Наконец, надо было составить речь так, чтобы она казалась не подготовленной заранее, а импровизированной. Таким образом, стороны часто произносили речи, составленные для них опытными судебными ораторами за деньги или по дружбе.

Был и другой способ юридической помощи. Нередко обвинитель или обвиняемый произносил только краткое введение, иногда всего несколько слов, а самую речь или ее наиболее ответственную часть произносили за них, с позволения судей, их друзья, один или даже несколько, большей частью пользующиеся уважением сограждан люди и искусные ораторы. Эти «помогающие ораторы» назывались синегорам и, а их речь синегорией. Синегоры всегда старались обосновать свое выступление или дружбой с тем, за кого они говорили, или враждой к противнику, или другим важным обстоятельством. Делалось это для того, чтобы избежать подозрения будто они наняты за деньги, что считалось позорным и было запрещено законом. Однако этим обычаем безвозмездной дружеской помощи нередко прикрывались платные судебные ораторы. Обоснованием участия в деле начиналась обычно каждая синегория.

Во время речи ораторы имели под рукой все представленные при предварительной подготовке дела документы, которые по мере надобности предлагали читать секретарю, чем часто прерывали свою речь; обращались также к свидетелям, которые обязаны были присутствовать на суде и подтверждать данные ими показания. Тогда свидетели поднимались на ораторскую кафедру или на возвышение и повторяли свои показания, данные в процессе подготовки дела. Если недостаток времени не позволял выслушивать устные показания, ограничивались чтением письменных свидетельских показаний и устным подтверждением правильности их.

Стороны пытались всеми средствами воздействовать на судей, не щадили друг друга в своих речах, приводили с собою, вопреки запрещению закона, своих жен, престарелых родителей и малолетних детей, которые убитым видом, стенаниями и слезами старались разжалобить судей.

По окончании судоговорения происходила подача голосов судьями. Голосование было тайным без предварительного совещания между судьями. Голосовали посредством камешков белых или цельных и черных или просверленных, из которых первые служили для оправдания, а вторые — для обвинения.

В IV—III веках голосовали посредством цельных или просверленных медных пластинок, сохранивших старое название камешков. Аристотель так описывает процедуру голосования: гелиасты, избранные по жребию заведовать баллотировочными камешками, вручали каждому из судей по два камешка — белый и черный или цельный и просверленный; вручали эти камешки так, чтобы стороны видели, что никто из судей не получил по два одинаковых камешка. При этом другой гелиаст, также избранный по жребию, отбирал у судей жезлы и выдавал им взамен бронзовые марки, по предъявлении которых они получали от должностных лиц финансового ведомства свое вознаграждение.

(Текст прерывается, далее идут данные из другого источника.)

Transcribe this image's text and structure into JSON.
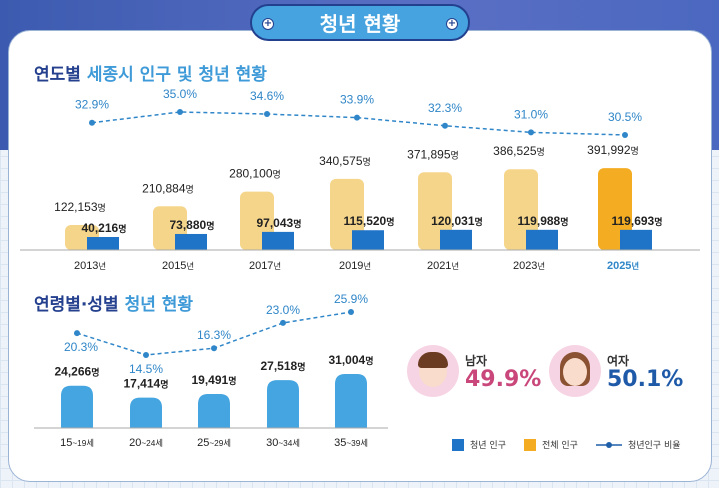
{
  "header": {
    "title": "청년 현황"
  },
  "colors": {
    "youth": "#1f74c8",
    "total": "#f5d58a",
    "total_highlight": "#f4ad22",
    "line": "#2f86c8",
    "bottom_bar": "#45a5e0",
    "male": "#c9477a",
    "female": "#1e5aa8"
  },
  "chart_data": [
    {
      "type": "bar+line",
      "title_dark": "연도별",
      "title_light": "세종시 인구 및 청년 현황",
      "categories": [
        "2013년",
        "2015년",
        "2017년",
        "2019년",
        "2021년",
        "2023년",
        "2025년"
      ],
      "series": [
        {
          "name": "청년 인구",
          "values": [
            40216,
            73880,
            97043,
            115520,
            120031,
            119988,
            119693
          ],
          "labels": [
            "40,216명",
            "73,880명",
            "97,043명",
            "115,520명",
            "120,031명",
            "119,988명",
            "119,693명"
          ]
        },
        {
          "name": "전체 인구",
          "values": [
            122153,
            210884,
            280100,
            340575,
            371895,
            386525,
            391992
          ],
          "labels": [
            "122,153명",
            "210,884명",
            "280,100명",
            "340,575명",
            "371,895명",
            "386,525명",
            "391,992명"
          ]
        },
        {
          "name": "청년인구 비율",
          "values": [
            32.9,
            35.0,
            34.6,
            33.9,
            32.3,
            31.0,
            30.5
          ],
          "labels": [
            "32.9%",
            "35.0%",
            "34.6%",
            "33.9%",
            "32.3%",
            "31.0%",
            "30.5%"
          ]
        }
      ],
      "highlight": "2025년"
    },
    {
      "type": "bar+line",
      "title_dark": "연령별·성별",
      "title_light": "청년 현황",
      "categories": [
        "15~19세",
        "20~24세",
        "25~29세",
        "30~34세",
        "35~39세"
      ],
      "series": [
        {
          "name": "청년 인구",
          "values": [
            24266,
            17414,
            19491,
            27518,
            31004
          ],
          "labels": [
            "24,266명",
            "17,414명",
            "19,491명",
            "27,518명",
            "31,004명"
          ]
        },
        {
          "name": "청년인구 비율",
          "values": [
            20.3,
            14.5,
            16.3,
            23.0,
            25.9
          ],
          "labels": [
            "20.3%",
            "14.5%",
            "16.3%",
            "23.0%",
            "25.9%"
          ]
        }
      ]
    }
  ],
  "gender": {
    "male": {
      "label": "남자",
      "value": "49.9%"
    },
    "female": {
      "label": "여자",
      "value": "50.1%"
    }
  },
  "legend": {
    "youth": "청년 인구",
    "total": "전체 인구",
    "ratio": "청년인구 비율"
  }
}
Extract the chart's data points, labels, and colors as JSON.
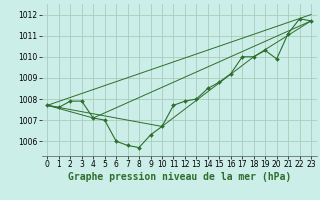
{
  "background_color": "#cceee8",
  "grid_color": "#aaccbb",
  "line_color": "#2d6e2d",
  "marker_color": "#2d6e2d",
  "xlabel": "Graphe pression niveau de la mer (hPa)",
  "xlabel_fontsize": 7,
  "tick_fontsize": 5.5,
  "xlim": [
    -0.5,
    23.5
  ],
  "ylim": [
    1005.3,
    1012.5
  ],
  "yticks": [
    1006,
    1007,
    1008,
    1009,
    1010,
    1011,
    1012
  ],
  "xticks": [
    0,
    1,
    2,
    3,
    4,
    5,
    6,
    7,
    8,
    9,
    10,
    11,
    12,
    13,
    14,
    15,
    16,
    17,
    18,
    19,
    20,
    21,
    22,
    23
  ],
  "series": [
    [
      0,
      1007.7
    ],
    [
      1,
      1007.6
    ],
    [
      2,
      1007.9
    ],
    [
      3,
      1007.9
    ],
    [
      4,
      1007.1
    ],
    [
      5,
      1007.0
    ],
    [
      6,
      1006.0
    ],
    [
      7,
      1005.8
    ],
    [
      8,
      1005.7
    ],
    [
      9,
      1006.3
    ],
    [
      10,
      1006.7
    ],
    [
      11,
      1007.7
    ],
    [
      12,
      1007.9
    ],
    [
      13,
      1008.0
    ],
    [
      14,
      1008.5
    ],
    [
      15,
      1008.8
    ],
    [
      16,
      1009.2
    ],
    [
      17,
      1010.0
    ],
    [
      18,
      1010.0
    ],
    [
      19,
      1010.3
    ],
    [
      20,
      1009.9
    ],
    [
      21,
      1011.1
    ],
    [
      22,
      1011.8
    ],
    [
      23,
      1011.7
    ]
  ],
  "line2": [
    [
      0,
      1007.7
    ],
    [
      23,
      1012.0
    ]
  ],
  "line3": [
    [
      0,
      1007.7
    ],
    [
      4,
      1007.1
    ],
    [
      23,
      1011.7
    ]
  ],
  "line4": [
    [
      0,
      1007.7
    ],
    [
      10,
      1006.7
    ],
    [
      18,
      1010.0
    ],
    [
      23,
      1011.7
    ]
  ]
}
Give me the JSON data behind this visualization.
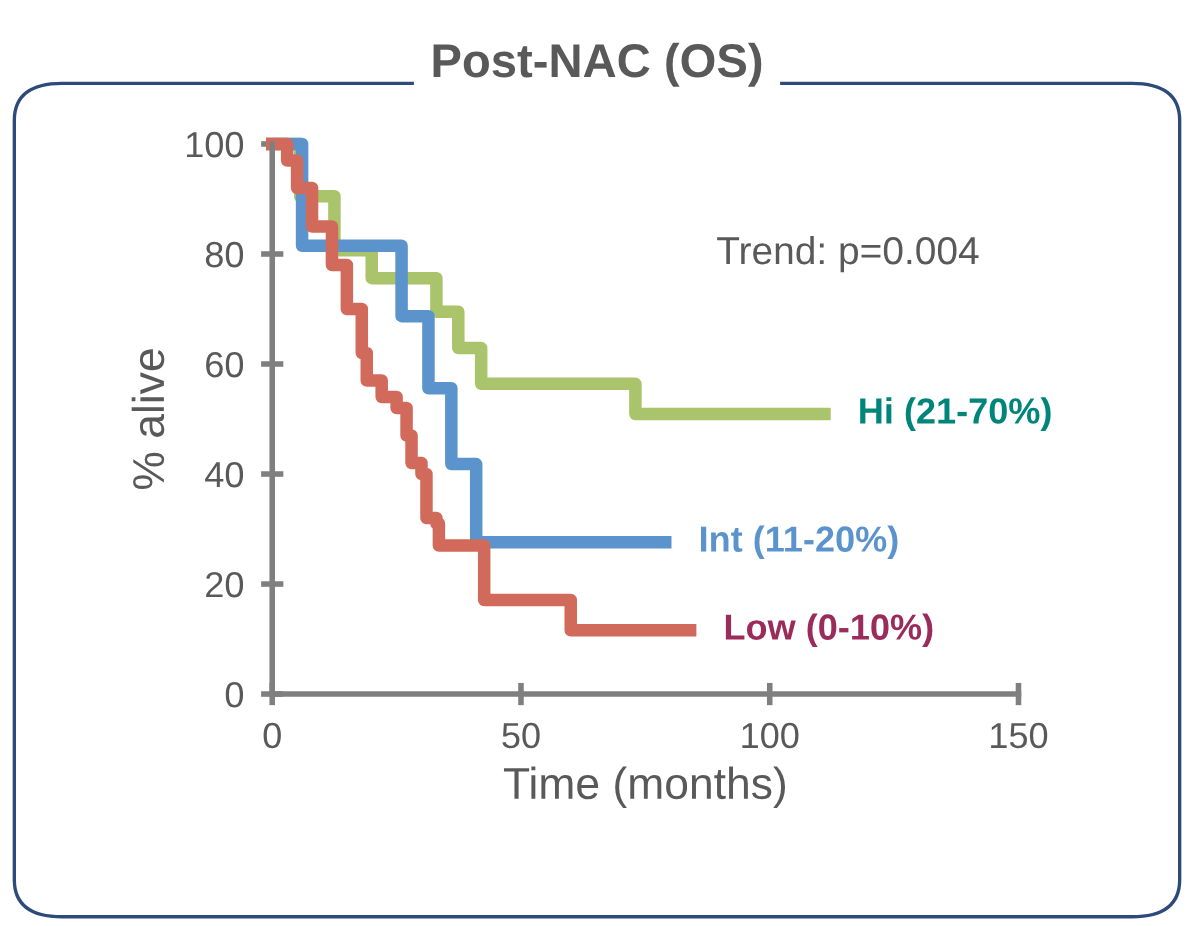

Делалось это для того, чтобы никто из судей не уклонялся от подачи голосов, так как не участвующий в голосовании не получал марки и, следовательно, вознаграждения. В суде стояли две амфоры: бронзовая и деревянная. Стояли они порознь одна от другой, чтобы нельзя было незаметно подкинуть лишних камешков. В эти амфоры судьи опускали камешки. Бронзовая амфора была закрыта крышкой с узким отверстием посредине, в которое мог пройти только один камешек, чтобы никто не мог незаметно опустить двух. Когда камешки были розданы, глашатай объявлял: «Просверленный (черный) камешек за первого говорившего, цельный (белый) — за говорившего последним». После этого судья брал камешек так, чтобы не показать сторонам цельный он или просверленный, и опускал камешек, выражающий его приговор, в бронзовую амфору, а не имеющий значения — в деревянную. Когда подача голосов заканчивалась, служители брали бронзовую амфору и высыпали опущенные в нее камешки на счетную доску, снабженную углублениями, облегчающими раскладку и подсчет камешков. Затем камешки раскладывались на счетной доске; просверленные — отдельно от цельных и так, чтобы они были видны сторонам и судьям. В случае сомнения в правильности голосования справлялись, одинаково ли число камешков в обеих амфорах, так как деревянная амфора служила только для контроля бронзовой.

После подсчета камешков глашатай объявлял результаты голосования. При равенстве голосов подсудимый считался оправданным.